Mais cela n’est pas possible dans une entreprise d’état.
Hélas, nul n’est plus horrible patron que ce capitaliste que sait être l’Etat sûr de lui, imposant à autrui des règles qui ne le concernent pas et ne cherche surtout pas à savoir comment la Reichbahn le sert. Témoin cette SNCF de 1942 qui peine encore à reconnaitre aujourd’hui avoir maximisé son profit en transportant dans des wagons à bestiaux des passagers facturés au tarif ordinaire des voyageurs à l’occuppant.
Nombreux sont ceux à ne pas s’y tromper : être à la fois industriel et public permet de s’affranchir de tant de contraintes plus lourdes à gérer pour les industriels ordinaires. Qui donc aujourd’hui se souvient dans quelles conditions exactes le réseau téléphonique aura été déployé en France entre le " 22 à Asnières" et le cri de triomphe de Giscard, avant que, 20 ans après, l’industriel d’état ne soit en grande fanfare privatisé ?
Ouh le beau troll… Je publie pour la beauté du geste. Mais de grâce, les autres, réfléchissez avant de répondre !
La sociéte Française est corporatiste; je pense que vous l’avez même mis en avant pour dire que les réformes étaient impossibles. Le corporatisme protège les insiders et exclu les autres. EDF est corporatiste.
Oui. D’accord. EDF est corporatiste. Et ?
Sur les réformes, pour être précis, je n’ai jamais dit qu’elles étaient impossibles.
Pour préciser un des commentaires, "Tête de Turc" est de Gunter Grass, si ma mémoire est juste.
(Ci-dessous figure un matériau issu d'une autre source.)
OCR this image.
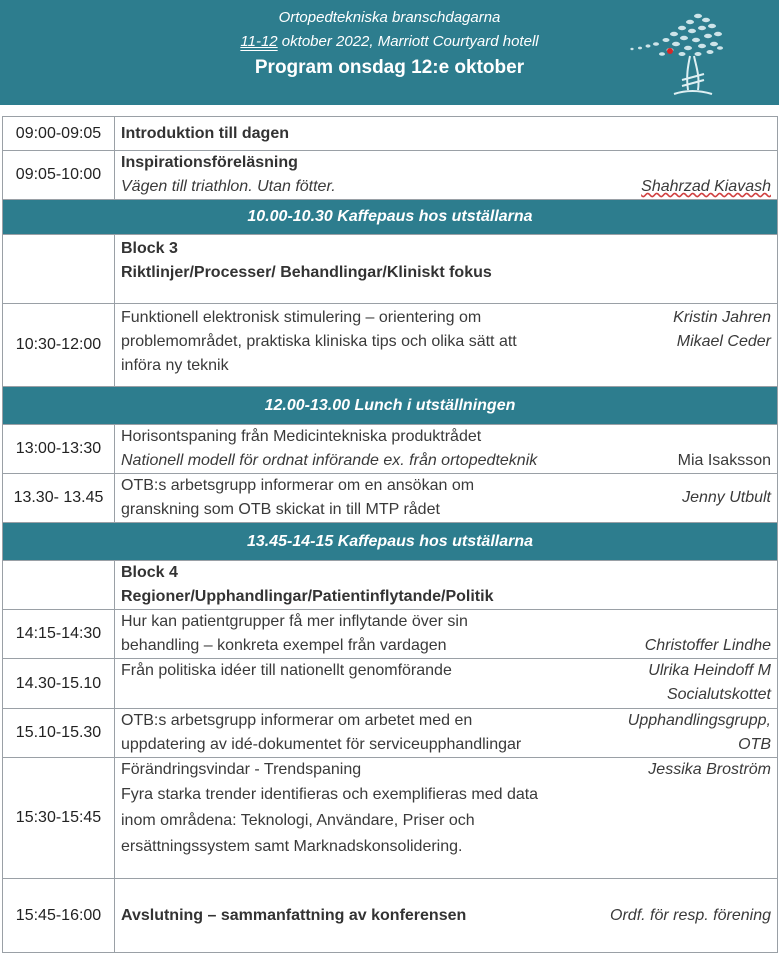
Ortopedtekniska branschdagarna
11-12 oktober 2022, Marriott Courtyard hotell
Program onsdag 12:e oktober
09:00-09:05	Introduktion till dagen
09:05-10:00	Inspirationsföreläsning
Vägen till triathlon. Utan fötter. Shahrzad Kiavash

10.00-10.30 Kaffepaus hos utställarna	

	Block 3
Riktlinjer/Processer/ Behandlingar/Kliniskt fokus

10:30-12:00	Funktionell elektronisk stimulering – orientering om
problemområdet, praktiska kliniska tips och olika sätt att
införa ny teknik
Kristin Jahren
Mikael Ceder

12.00-13.00 Lunch i utställningen	
13:00-13:30	Horisontspaning från Medicintekniska produktrådet
Nationell modell för ordnat införande ex. från ortopedteknik Mia Isaksson

13.30- 13.45	OTB:s arbetsgrupp informerar om en ansökan om
granskning som OTB skickat in till MTP rådet
Jenny Utbult

13.45-14-15 Kaffepaus hos utställarna	

	Block 4
Regioner/Upphandlingar/Patientinflytande/Politik

14:15-14:30	Hur kan patientgrupper få mer inflytande över sin
behandling – konkreta exempel från vardagen Christoffer Lindhe

14.30-15.10	Från politiska idéer till nationellt genomförande Ulrika Heindoff M
Socialutskottet

15.10-15.30	OTB:s arbetsgrupp informerar om arbetet med en
uppdatering av idé-dokumentet för serviceupphandlingar
Upphandlingsgrupp,
OTB

15:30-15:45	Förändringsvindar - Trendspaning
Fyra starka trender identifieras och exemplifieras med data
inom områdena: Teknologi, Användare, Priser och
ersättningssystem samt Marknadskonsolidering.
Jessika Broström

15:45-16:00	Avslutning – sammanfattning av konferensen Ordf. för resp. förening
Je ne l’ai pas lu mais il me semble que l’auteur se faisait passer pour Turc ou d’origine turque pour décrire leurs conditions de travail.
"Tête de Turc" est de Gunter Wallraff, pas Grass.
Mais c’est vrai qu’ils arborent tous deux de fières et belles bacchantes.
Voilà voilà…
Le sujet initial s’éloigne à vue d’œil là, non ?
Ah, vous avez remarqué vous aussi ?
Je ne suis pas certain qu’il s’agisse d’un cas de désordre du travail en particulier : voir par exemple un cas de désordre tout court : les associations engagées signalent ne jamais avoir obtenu l’engagement de poursuites malgré de nombreux éléments attestant de pratiques contraires à l’état du droit destiné à la protection des personnes :
http://www.liberation.fr/actuali...
"Des lois existent, mais Me Guillaume Traynard dénonce une «carence des autorités de poursuite», celles qui décident qu’une plainte est ou non recevable."
Vous devez avoir raison. Je dois avoir tort. Bonne journée.